How do the numbers emerge?
In terms of a more decentralised approach to energy supply, the objectives of the planned measures are to
1) Exploitation of the local potential for electricity generation through photovoltaics (PV) and wind energy to cover the share of electricity demand currently still covered by fossil energy sources plus the additional demand through sector coupling (e-mobility, heat pumps, hydrogen production),
2) temporal balancing between the supply of electricity from renewable energy and consumption on site: smart grid, distributed storage capacity, local plants for power-to-gas and reconversion via combined heat and power (CHP).
This means that local generation is assumed to be as high as possible in order to limit supra-regional electricity transport and the associated grid expansion. The surrounding area (e.g. district) offers additional capacities beyond the local demand, especially in the areas of wind energy and (agro)photovoltaics. However, this potential is not taken into account here.
The electricity demand in 2030 is estimated taking into account the demand of all sectors (households, industry, commerce/trade/services, transport) and taking into account both savings potentials (sufficiency expectation factor 90%) and additional demand, e.g. due to e-mobility, heat pumps and electrolysis. In the process, 18% is assumed for hydrogen production for industry and CHP plants. The latter
The latter cover the demand at times when there is not enough electricity from PV and wind (keyword “cold dark period”). This results in a demand of approx. 453 GWh per year to be covered by local expansion, which is distributed among the different types of generation as follows:
a) 188 MWp photovoltaic roof area, of which 14.7 MWp will be realised in 2020 (potential according to the solar cadastre of southern Lower Saxony is 296 MWp),
b) 167 MWp photovoltaic open space and 31 MWp agro-photovoltaic,
c) 34 MWp wind power (onshore).
MWp means installed capacity (“peak”). Agro-photovoltaics are PV systems on agriculturally used land. It is assumed that the equivalent of 950 hours of full load hours/year will be achieved for photovoltaics and 2500 full load hours/year for wind power. The expansion can, of course, be distributed differently across the various sources if the potential is available, in order to cover the assumed electricity demand. About 407 GWh will still be required from the public grid in 2030, i.e. 239 GWh or 37% less than in 2018. It is assumed in the CO2 balance that 100% of the grid electricity will also be generated in a climate-neutral way in 2030 – if not, the remaining fossil share must be taken into account in the balance. The electricity balance also includes a contribution of 31 GWh per year from the pyrolysis (see below) of biomaterial.

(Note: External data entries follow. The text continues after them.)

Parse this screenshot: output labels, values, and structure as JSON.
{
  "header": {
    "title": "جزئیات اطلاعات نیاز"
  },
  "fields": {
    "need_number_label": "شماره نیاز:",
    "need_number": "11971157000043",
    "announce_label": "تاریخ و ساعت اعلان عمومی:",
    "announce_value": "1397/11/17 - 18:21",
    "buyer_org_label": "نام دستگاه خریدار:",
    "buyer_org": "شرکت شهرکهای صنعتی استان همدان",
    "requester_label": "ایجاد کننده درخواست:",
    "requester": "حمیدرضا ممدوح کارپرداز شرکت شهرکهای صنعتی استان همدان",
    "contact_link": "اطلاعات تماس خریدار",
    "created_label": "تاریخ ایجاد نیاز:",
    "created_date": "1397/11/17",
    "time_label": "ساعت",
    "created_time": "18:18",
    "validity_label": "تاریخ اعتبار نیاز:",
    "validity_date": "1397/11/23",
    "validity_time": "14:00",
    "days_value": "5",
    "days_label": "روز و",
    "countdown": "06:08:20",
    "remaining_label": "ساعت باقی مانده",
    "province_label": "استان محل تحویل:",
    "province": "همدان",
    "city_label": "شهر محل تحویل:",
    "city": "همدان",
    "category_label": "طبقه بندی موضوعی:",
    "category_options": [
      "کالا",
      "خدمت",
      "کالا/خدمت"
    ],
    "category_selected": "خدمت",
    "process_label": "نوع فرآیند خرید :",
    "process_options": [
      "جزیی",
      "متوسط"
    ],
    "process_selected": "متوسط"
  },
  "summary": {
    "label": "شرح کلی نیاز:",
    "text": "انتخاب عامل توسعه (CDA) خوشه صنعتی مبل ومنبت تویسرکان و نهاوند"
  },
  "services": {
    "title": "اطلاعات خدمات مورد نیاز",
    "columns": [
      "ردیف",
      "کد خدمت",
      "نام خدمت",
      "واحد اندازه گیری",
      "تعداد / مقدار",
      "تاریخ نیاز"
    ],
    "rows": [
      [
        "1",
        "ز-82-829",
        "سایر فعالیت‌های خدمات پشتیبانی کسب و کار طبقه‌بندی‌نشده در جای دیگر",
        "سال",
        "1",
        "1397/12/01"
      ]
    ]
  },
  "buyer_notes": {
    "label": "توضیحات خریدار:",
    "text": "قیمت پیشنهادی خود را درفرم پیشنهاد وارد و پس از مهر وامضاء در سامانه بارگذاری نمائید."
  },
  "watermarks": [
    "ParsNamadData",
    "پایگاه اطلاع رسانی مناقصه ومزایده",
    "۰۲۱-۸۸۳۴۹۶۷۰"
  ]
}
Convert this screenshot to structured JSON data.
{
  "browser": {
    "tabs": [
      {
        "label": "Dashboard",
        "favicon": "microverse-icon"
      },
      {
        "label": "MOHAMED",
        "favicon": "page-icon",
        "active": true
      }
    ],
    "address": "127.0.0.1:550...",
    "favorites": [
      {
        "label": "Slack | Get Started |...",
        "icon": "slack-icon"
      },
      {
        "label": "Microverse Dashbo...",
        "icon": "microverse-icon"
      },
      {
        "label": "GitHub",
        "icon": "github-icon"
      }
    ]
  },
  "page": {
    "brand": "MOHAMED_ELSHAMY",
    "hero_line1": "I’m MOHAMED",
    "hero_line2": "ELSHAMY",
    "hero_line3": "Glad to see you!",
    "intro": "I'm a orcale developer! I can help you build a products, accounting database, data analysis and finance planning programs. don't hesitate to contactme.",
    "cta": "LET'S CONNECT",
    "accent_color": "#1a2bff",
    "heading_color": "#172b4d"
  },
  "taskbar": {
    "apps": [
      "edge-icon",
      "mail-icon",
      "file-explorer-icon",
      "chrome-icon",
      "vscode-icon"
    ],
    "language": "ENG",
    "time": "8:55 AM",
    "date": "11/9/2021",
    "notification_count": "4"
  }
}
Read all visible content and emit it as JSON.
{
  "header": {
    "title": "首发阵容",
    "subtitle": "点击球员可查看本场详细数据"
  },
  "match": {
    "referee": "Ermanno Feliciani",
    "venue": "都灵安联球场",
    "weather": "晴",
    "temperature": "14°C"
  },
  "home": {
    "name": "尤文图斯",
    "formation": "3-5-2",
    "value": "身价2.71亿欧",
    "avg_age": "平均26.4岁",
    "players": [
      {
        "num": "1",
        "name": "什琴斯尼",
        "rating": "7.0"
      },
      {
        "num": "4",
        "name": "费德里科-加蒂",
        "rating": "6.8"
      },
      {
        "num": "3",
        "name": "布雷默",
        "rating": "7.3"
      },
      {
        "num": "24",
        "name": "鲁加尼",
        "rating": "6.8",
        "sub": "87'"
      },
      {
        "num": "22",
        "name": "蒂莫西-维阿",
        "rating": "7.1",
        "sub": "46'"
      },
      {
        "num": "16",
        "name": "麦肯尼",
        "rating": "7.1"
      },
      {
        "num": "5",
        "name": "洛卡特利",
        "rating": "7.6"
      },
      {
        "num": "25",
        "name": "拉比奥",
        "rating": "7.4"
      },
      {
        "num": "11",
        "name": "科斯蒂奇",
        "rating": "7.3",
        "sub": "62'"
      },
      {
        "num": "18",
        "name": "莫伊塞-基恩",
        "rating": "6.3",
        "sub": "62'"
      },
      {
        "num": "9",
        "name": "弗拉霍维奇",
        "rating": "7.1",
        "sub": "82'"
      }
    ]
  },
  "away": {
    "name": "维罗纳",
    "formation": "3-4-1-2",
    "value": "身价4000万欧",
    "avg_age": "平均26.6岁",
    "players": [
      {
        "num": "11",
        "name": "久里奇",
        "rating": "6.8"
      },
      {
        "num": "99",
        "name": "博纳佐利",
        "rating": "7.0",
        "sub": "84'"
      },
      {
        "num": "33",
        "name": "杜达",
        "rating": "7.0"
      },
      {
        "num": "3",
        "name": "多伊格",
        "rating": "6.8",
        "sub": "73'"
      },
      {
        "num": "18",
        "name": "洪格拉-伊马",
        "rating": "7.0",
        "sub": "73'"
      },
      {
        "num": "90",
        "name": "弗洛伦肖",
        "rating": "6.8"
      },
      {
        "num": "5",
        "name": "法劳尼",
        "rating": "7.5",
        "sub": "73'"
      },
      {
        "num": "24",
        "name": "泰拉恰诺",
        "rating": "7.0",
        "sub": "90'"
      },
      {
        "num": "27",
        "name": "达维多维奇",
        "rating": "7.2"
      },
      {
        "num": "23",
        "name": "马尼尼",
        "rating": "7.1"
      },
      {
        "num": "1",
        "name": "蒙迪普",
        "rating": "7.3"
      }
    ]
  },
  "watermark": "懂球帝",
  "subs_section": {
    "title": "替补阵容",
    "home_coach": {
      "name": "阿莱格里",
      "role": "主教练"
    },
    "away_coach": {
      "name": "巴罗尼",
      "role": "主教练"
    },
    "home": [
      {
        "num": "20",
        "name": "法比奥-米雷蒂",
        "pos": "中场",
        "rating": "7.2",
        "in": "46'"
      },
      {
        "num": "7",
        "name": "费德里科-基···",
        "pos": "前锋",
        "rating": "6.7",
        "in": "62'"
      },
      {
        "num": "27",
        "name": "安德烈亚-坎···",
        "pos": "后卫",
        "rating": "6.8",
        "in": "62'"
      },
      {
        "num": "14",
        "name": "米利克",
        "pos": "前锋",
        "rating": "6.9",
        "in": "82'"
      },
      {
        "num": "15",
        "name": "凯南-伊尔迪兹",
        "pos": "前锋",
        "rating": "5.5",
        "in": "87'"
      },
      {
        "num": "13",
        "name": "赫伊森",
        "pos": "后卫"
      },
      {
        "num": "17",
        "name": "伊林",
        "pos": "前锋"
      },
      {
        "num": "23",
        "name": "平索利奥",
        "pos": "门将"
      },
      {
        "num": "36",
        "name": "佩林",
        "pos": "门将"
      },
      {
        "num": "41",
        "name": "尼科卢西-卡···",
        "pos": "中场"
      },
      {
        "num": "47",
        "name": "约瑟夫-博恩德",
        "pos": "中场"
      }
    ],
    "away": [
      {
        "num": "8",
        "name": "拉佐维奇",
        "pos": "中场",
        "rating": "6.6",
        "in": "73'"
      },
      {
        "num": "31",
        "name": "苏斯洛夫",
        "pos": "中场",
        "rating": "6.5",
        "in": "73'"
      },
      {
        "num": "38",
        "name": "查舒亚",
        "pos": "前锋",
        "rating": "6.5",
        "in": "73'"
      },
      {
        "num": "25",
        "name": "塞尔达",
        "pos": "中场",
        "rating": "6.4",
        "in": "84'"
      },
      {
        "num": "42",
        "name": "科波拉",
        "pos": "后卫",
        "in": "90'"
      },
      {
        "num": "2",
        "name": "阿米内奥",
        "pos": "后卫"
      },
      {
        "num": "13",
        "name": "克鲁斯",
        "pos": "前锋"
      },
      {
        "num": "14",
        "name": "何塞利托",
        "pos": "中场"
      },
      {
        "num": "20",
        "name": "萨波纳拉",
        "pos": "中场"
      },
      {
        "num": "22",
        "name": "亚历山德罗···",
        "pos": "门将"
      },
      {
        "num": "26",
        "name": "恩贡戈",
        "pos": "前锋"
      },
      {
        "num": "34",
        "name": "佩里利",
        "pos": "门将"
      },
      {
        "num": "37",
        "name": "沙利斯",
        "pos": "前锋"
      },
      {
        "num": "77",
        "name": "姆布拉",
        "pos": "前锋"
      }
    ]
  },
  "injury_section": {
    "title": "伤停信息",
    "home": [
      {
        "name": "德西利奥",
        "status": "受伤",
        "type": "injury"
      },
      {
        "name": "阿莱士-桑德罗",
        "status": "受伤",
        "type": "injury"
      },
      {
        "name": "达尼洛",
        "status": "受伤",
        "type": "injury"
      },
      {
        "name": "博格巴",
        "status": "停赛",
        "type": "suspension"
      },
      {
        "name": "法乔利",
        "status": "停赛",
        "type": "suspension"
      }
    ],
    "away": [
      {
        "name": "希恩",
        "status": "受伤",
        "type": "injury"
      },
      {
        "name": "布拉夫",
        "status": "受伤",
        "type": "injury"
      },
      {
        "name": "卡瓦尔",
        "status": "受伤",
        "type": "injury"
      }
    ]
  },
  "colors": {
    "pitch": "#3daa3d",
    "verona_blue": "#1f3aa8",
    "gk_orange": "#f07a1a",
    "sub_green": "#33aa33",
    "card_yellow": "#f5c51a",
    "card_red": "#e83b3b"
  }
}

Overall, the electricity demand in 2030 is about one third higher than in 2018, at 860 GWh; this is due to the conversion of heat supply from renewable energy (heat pumps, etc.), hydrogen production for CHP plants and industrial heat, and the growth of e-mobility. A sufficiency factor of 90% (10% savings) is assumed. With the energy refurbishment of the remaining building stock and the increasing number of electric vehicles, the demand for electrical energy will increase further after 2030.
The financial and personnel costs for expanding the power supply from renewable energy are determined on the basis of the following assumptions:
– Roof-mounted photovoltaics: 840,000 € and 2 FTE per MWp
– Ground-mounted photovoltaics: 600,000 € and 2 FTE per MWp
– Agrophotovoltaics: 750,000 € and 2 FTE per MWp
– Wind power: 1,423,000 € and 4.7 FTE per MWp
– PV for electrolysis/CHP: 6,531,000 € and 3.9 FTE per MWp
– ditto. Wind power: 5,010,000 € and 6.6 FTE per MWp
(FTE = full-time equivalents, i.e. the work of an employee in one year).
It would make a lot of sense to install local storage units for solar electricity in the residential buildings, which could cover a good part of the private electricity demand in the evening and night hours. This could save some of the high investments for electrolysis/CHP. This is not considered in the current plan.
For the municipality, a share of 5% of the investment costs is assumed, which is mainly for PV (roof and open space) on municipal properties (municipal buildings and residential buildings of Municipal Housing). Electrolysers and CHP plants can be operated by municipal utilities or private investors. Additional staff for the Stat concerns planners for the municipal share of the investments, for energy master plans and for outreach energy advice for electricity and heat (assumption of an average of 3 working days per advice with preparation and follow-up for a total of approx. 20,000 buildings, i.e. 2,000 buildings per year).
The running costs are, on the one hand, the personnel costs for the city (own or contracted personnel) and, on the other hand, the costs for the maintenance (maintenance and repair) of the PV and wind power plants as well as the electrolysers and CHP plants between 2% and 3% of the investment per year. The calculation takes into account that the plants will be built up gradually over 10 years.